Illumina, a biotech firm based in San Diego, has announced its decision to sell or spin off its subsidiary, Grail, after facing regulatory challenges. Grail specializes in the development of blood tests for cancer and was acquired entirely by Illumina in 2021 for $7.1 billion. However, both U.S. and European regulators raised concerns about the deal, fearing that it would hinder advancements in medical innovation. In October, the European Commission ordered Illumina to reverse the acquisition, following a similar demand made by the U.S. earlier this year. Recently, a U.S. court ruled in favor of the government’s right to challenge the acquisition.
This move by Illumina indicates that the company did not see a viable solution to address regulators’ objections. The prolonged antitrust battle has had a significant impact on Illumina’s stock, which has experienced a 37% decline this year.
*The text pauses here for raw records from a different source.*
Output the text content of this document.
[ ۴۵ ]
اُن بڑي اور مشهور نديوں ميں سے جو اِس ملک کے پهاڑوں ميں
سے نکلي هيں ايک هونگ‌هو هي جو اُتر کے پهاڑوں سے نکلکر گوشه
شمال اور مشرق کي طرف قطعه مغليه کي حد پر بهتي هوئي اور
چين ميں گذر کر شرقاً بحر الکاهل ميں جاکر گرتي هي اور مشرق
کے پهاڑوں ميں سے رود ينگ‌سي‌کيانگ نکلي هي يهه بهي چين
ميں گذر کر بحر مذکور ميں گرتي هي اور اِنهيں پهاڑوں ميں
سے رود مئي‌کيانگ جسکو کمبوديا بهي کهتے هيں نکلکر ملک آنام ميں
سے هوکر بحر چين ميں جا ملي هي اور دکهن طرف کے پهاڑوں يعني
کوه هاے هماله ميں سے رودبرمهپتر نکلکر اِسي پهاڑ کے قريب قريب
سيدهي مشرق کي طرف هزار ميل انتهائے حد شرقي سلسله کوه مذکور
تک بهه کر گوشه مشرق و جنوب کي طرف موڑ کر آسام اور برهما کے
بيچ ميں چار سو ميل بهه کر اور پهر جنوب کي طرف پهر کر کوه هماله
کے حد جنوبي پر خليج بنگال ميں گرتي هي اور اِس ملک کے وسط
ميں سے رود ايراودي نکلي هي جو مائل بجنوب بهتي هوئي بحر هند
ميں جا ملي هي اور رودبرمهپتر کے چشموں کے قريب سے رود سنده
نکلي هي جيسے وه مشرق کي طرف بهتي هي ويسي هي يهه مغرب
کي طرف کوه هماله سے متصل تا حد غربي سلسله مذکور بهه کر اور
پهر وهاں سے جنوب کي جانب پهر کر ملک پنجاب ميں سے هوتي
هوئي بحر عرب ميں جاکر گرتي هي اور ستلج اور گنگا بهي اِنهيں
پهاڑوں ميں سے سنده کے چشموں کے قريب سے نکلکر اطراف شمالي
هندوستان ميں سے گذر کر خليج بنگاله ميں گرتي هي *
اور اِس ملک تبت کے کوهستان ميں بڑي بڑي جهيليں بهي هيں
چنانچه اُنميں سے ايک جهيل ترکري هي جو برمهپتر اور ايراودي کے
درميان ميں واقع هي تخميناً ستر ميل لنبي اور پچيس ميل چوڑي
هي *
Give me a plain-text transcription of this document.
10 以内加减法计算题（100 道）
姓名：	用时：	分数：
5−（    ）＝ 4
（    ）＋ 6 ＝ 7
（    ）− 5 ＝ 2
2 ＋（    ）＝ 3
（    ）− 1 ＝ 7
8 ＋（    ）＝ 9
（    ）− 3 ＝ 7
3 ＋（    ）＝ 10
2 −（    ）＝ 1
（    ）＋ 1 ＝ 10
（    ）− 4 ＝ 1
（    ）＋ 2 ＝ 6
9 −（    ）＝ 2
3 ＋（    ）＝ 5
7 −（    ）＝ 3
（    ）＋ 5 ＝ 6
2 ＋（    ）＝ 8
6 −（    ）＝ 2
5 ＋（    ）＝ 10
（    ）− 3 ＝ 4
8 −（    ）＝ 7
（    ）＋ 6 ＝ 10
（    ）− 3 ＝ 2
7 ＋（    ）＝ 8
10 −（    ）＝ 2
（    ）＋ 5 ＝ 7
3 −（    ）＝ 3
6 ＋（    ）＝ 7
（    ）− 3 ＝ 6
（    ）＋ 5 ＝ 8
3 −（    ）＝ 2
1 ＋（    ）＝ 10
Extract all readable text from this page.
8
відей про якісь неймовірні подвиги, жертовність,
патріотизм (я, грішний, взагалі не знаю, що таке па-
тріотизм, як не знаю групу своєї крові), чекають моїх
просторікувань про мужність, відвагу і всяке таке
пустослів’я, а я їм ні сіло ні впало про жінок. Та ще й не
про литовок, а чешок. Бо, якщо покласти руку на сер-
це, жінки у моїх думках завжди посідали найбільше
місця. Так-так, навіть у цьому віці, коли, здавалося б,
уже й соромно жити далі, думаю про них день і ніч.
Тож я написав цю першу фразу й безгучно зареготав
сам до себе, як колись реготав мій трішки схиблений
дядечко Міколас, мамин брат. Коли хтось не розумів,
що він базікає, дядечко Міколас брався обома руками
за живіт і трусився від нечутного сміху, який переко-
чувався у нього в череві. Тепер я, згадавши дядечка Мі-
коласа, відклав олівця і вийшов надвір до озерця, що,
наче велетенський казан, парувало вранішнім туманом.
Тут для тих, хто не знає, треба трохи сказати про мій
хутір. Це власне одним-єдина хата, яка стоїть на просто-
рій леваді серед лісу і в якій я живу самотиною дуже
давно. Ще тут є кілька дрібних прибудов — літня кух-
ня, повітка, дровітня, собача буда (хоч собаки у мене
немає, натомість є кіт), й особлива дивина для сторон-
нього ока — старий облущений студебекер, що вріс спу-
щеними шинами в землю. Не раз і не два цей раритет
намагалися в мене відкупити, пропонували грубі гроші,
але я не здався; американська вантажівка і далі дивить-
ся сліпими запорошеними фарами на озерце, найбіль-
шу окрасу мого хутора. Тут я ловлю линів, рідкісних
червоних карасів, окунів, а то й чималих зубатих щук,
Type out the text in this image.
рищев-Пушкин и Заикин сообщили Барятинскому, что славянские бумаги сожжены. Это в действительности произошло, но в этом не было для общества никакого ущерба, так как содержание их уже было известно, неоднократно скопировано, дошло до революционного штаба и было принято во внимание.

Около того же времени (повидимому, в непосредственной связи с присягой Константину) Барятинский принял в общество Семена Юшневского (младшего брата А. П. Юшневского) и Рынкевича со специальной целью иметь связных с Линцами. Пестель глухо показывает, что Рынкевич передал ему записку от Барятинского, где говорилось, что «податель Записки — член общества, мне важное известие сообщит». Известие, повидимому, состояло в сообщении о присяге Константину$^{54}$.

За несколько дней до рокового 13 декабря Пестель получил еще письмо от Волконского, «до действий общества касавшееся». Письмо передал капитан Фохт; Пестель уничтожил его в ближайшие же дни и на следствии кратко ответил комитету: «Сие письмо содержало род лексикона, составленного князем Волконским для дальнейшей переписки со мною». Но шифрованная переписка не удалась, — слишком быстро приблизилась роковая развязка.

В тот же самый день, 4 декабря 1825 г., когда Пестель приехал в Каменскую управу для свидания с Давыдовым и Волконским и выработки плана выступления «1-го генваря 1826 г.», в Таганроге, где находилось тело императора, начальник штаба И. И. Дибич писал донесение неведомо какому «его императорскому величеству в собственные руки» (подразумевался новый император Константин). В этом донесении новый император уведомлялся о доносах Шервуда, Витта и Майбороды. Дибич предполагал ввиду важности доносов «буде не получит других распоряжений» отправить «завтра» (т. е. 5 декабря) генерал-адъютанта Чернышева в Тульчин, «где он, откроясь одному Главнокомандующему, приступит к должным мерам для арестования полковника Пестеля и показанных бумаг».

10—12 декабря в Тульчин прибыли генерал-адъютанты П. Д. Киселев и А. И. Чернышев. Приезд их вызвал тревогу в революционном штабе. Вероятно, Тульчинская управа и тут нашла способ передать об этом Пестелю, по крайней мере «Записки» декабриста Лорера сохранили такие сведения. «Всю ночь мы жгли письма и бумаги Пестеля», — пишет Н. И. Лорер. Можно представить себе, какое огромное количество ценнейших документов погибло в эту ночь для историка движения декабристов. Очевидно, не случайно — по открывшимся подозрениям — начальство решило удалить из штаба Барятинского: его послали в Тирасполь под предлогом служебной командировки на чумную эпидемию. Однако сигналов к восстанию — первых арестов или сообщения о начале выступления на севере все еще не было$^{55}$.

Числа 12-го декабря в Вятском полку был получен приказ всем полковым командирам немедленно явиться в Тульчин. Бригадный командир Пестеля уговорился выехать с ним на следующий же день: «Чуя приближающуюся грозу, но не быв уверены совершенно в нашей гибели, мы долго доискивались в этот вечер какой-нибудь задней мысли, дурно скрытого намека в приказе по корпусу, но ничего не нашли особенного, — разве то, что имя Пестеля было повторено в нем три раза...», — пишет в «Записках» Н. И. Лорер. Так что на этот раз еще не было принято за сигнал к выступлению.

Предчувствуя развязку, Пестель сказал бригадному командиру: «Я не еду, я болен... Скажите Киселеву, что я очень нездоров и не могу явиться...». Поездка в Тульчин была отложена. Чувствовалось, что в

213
Furthermore, CEO Francis deSouza stepped down from his position in June.
By choosing not to contest the objections any further, Illumina will now be able to redirect its focus towards its gene-sequencing business. Consequently, the company’s shares saw a slight increase of 1.5% to $129.01 during premarket trading on Monday.
Illumina has stated its intention to complete the divestment process next year. Should it decide to spin off Grail, the company will need to allocate sufficient capital to support Grail’s operations for at least two years and ensure its continued competitiveness. Alternatively, Illumina may explore the option of finding a suitable corporate buyer for the subsidiary.
In response to this news, shares of Thermo Fisher Scientific, one of Illumina’s competitors, experienced a modest 0.3% increase early on Monday. Meanwhile, pharmaceutical giant Pfizer saw a 1% increase in its stock.